A limpeza de placa solar é o serviço de manutenção que mais devolve geração ao cliente, porque a sujeira acumulada pode reduzir a produção de energia de 5% a 20% ao longo do ano (Canal Solar, 2025). Com mais de 3,5 milhões de sistemas fotovoltaicos já instalados no Brasil, a operação e manutenção deixou de ser detalhe e virou receita recorrente para o integrador (Canal Solar, 2025).
Este guia é para você que instala e assina a obra. Ele mostra o que a sujeira tira da geração, com que frequência limpar, o passo a passo correto, os materiais certos, como subir no telhado sem infringir a NR-35 e como transformar a limpeza em um serviço que protege a garantia e gera caixa. O foco é o método, não a venda de produto de limpeza.
Principais pontos
- A sujeira acumulada corta de 5% a 20% da geração anual, e a poeira é o fator que mais afeta o desempenho depois da própria irradiação solar.
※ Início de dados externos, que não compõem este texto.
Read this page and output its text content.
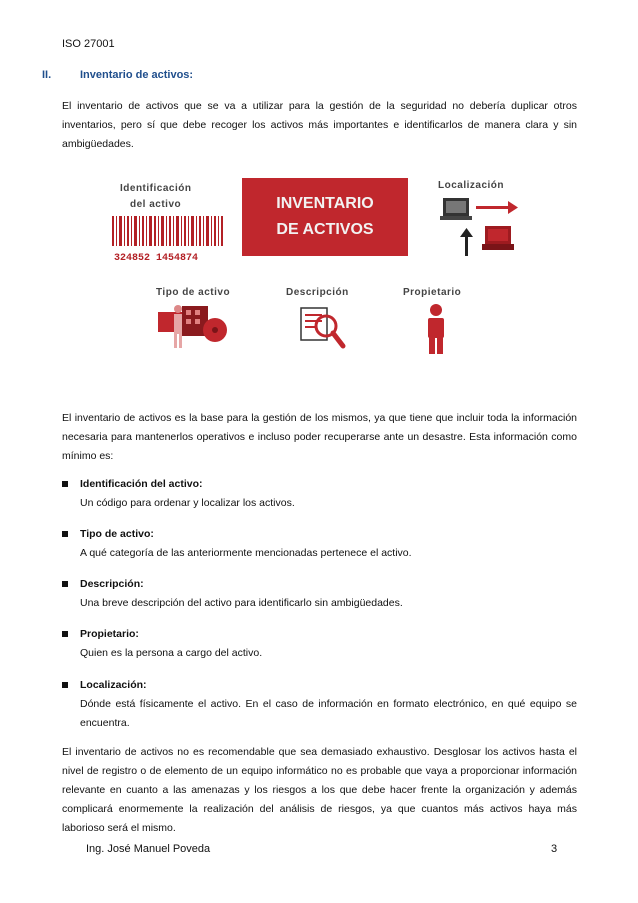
ISO 27001
II.	Inventario de activos:
El inventario de activos que se va a utilizar para la gestión de la seguridad no debería duplicar otros inventarios, pero sí que debe recoger los activos más importantes e identificarlos de manera clara y sin ambigüedades.
Identificación
del activo
324852 1454874
INVENTARIO
DE ACTIVOS
Localización
Tipo de activo	Descripción	Propietario
El inventario de activos es la base para la gestión de los mismos, ya que tiene que incluir toda la información necesaria para mantenerlos operativos e incluso poder recuperarse ante un desastre. Esta información como mínimo es:
Identificación del activo:
Un código para ordenar y localizar los activos.
Tipo de activo:
A qué categoría de las anteriormente mencionadas pertenece el activo.
Descripción:
Una breve descripción del activo para identificarlo sin ambigüedades.
Propietario:
Quien es la persona a cargo del activo.
Localización:
Dónde está físicamente el activo. En el caso de información en formato electrónico, en qué equipo se encuentra.
El inventario de activos no es recomendable que sea demasiado exhaustivo. Desglosar los activos hasta el nivel de registro o de elemento de un equipo informático no es probable que vaya a proporcionar información relevante en cuanto a las amenazas y los riesgos a los que debe hacer frente la organización y además complicará enormemente la realización del análisis de riesgos, ya que cuantos más activos haya más laborioso será el mismo.
Ing. José Manuel Poveda	3
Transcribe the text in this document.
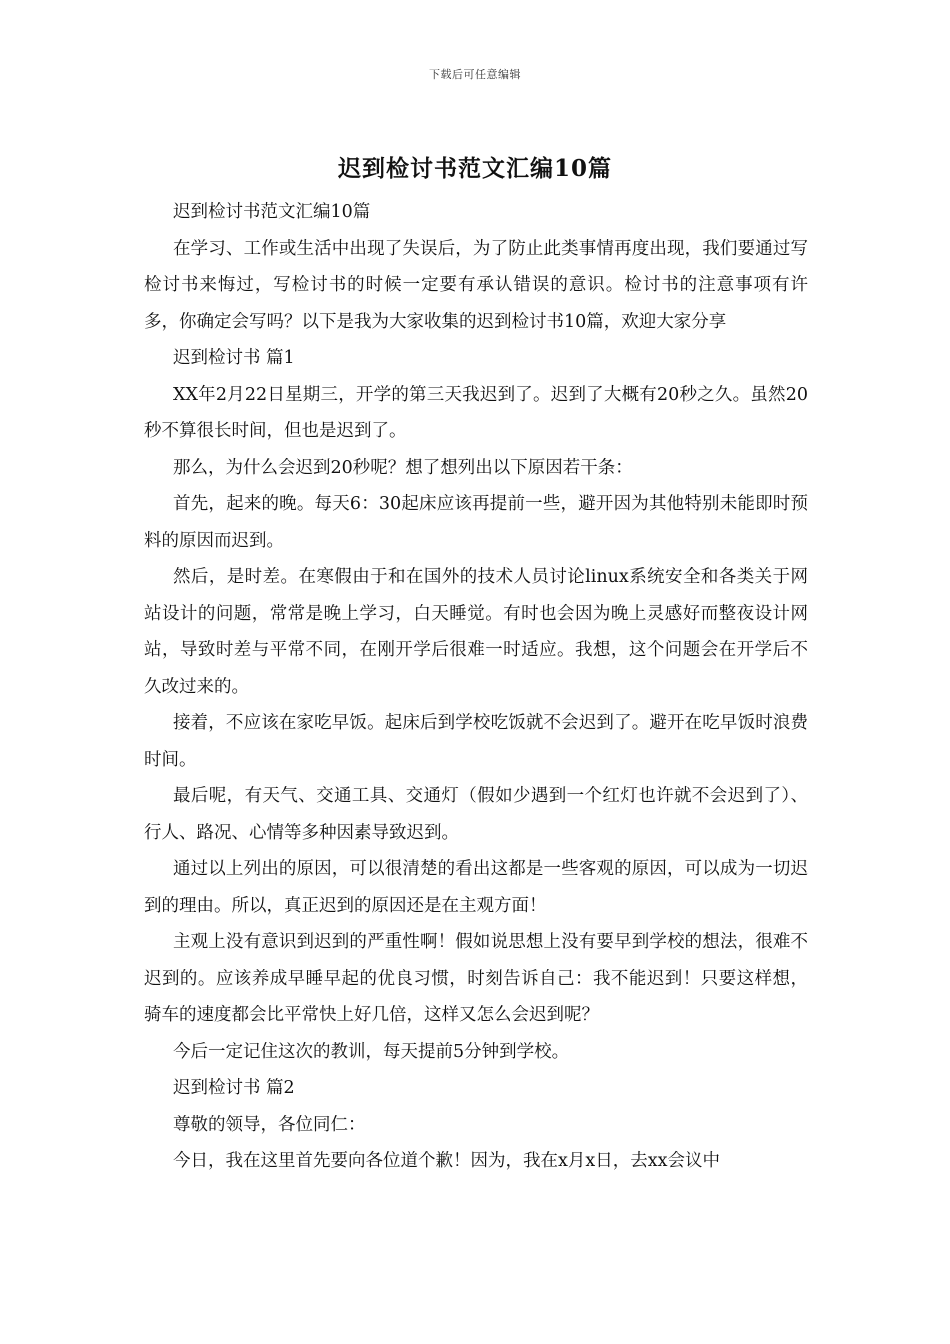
下载后可任意编辑
迟到检讨书范文汇编10篇

迟到检讨书范文汇编10篇

在学习、工作或生活中出现了失误后，为了防止此类事情再度出现，我们要通过写检讨书来悔过，写检讨书的时候一定要有承认错误的意识。检讨书的注意事项有许多，你确定会写吗？以下是我为大家收集的迟到检讨书10篇，欢迎大家分享

迟到检讨书 篇1

XX年2月22日星期三，开学的第三天我迟到了。迟到了大概有20秒之久。虽然20秒不算很长时间，但也是迟到了。

那么，为什么会迟到20秒呢？想了想列出以下原因若干条：

首先，起来的晚。每天6：30起床应该再提前一些，避开因为其他特别未能即时预料的原因而迟到。

然后，是时差。在寒假由于和在国外的技术人员讨论linux系统安全和各类关于网站设计的问题，常常是晚上学习，白天睡觉。有时也会因为晚上灵感好而整夜设计网站，导致时差与平常不同，在刚开学后很难一时适应。我想，这个问题会在开学后不久改过来的。

接着，不应该在家吃早饭。起床后到学校吃饭就不会迟到了。避开在吃早饭时浪费时间。

最后呢，有天气、交通工具、交通灯（假如少遇到一个红灯也许就不会迟到了）、行人、路况、心情等多种因素导致迟到。

通过以上列出的原因，可以很清楚的看出这都是一些客观的原因，可以成为一切迟到的理由。所以，真正迟到的原因还是在主观方面！

主观上没有意识到迟到的严重性啊！假如说思想上没有要早到学校的想法，很难不迟到的。应该养成早睡早起的优良习惯，时刻告诉自己：我不能迟到！只要这样想，骑车的速度都会比平常快上好几倍，这样又怎么会迟到呢？

今后一定记住这次的教训，每天提前5分钟到学校。

迟到检讨书 篇2

尊敬的领导，各位同仁：

今日，我在这里首先要向各位道个歉！因为，我在x月x日，去xx会议中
- Limpe pelo menos uma vez por ano; a cada seis meses em regiões secas, empoeiradas ou perto de obras e lavouras.
- Use água limpa e escova de cerdas macias, com pressão abaixo de 690 kPa; nunca use produtos ácidos, alcalinos fortes ou abrasivos.
- Trabalho em telhado exige NR-35, análise de risco e equipamento contra quedas; sem isso, não suba.
- Documente cada limpeza pela ABNT NBR 16274 para proteger a garantia e sustentar a próxima venda de manutenção.
O que a sujeira tira da sua geração?
A sujeira é o segundo maior fator de perda depois da irradiação. Segundo a Agência Internacional de Energia, poeira e resíduos causam perdas anuais de 3% a 5% na produção, mas em ambientes críticos o número sobe muito (pv magazine Brasil, 2025). O prejuízo é silencioso e some da conta do cliente aos poucos.
Um estudo na usina do campus da UFABC, em Santo André, mediu perda de 16,04% de potência depois de um ano e dez meses de exposição natural sem limpeza (CBENS, 2024). A camada de poeira, folhas, fuligem e dejetos de aves bloqueia a luz antes que ela chegue à célula, e o efeito não é uniforme: uma faixa suja na borda inferior do módulo pode ativar o diodo de bypass e derrubar a string inteira.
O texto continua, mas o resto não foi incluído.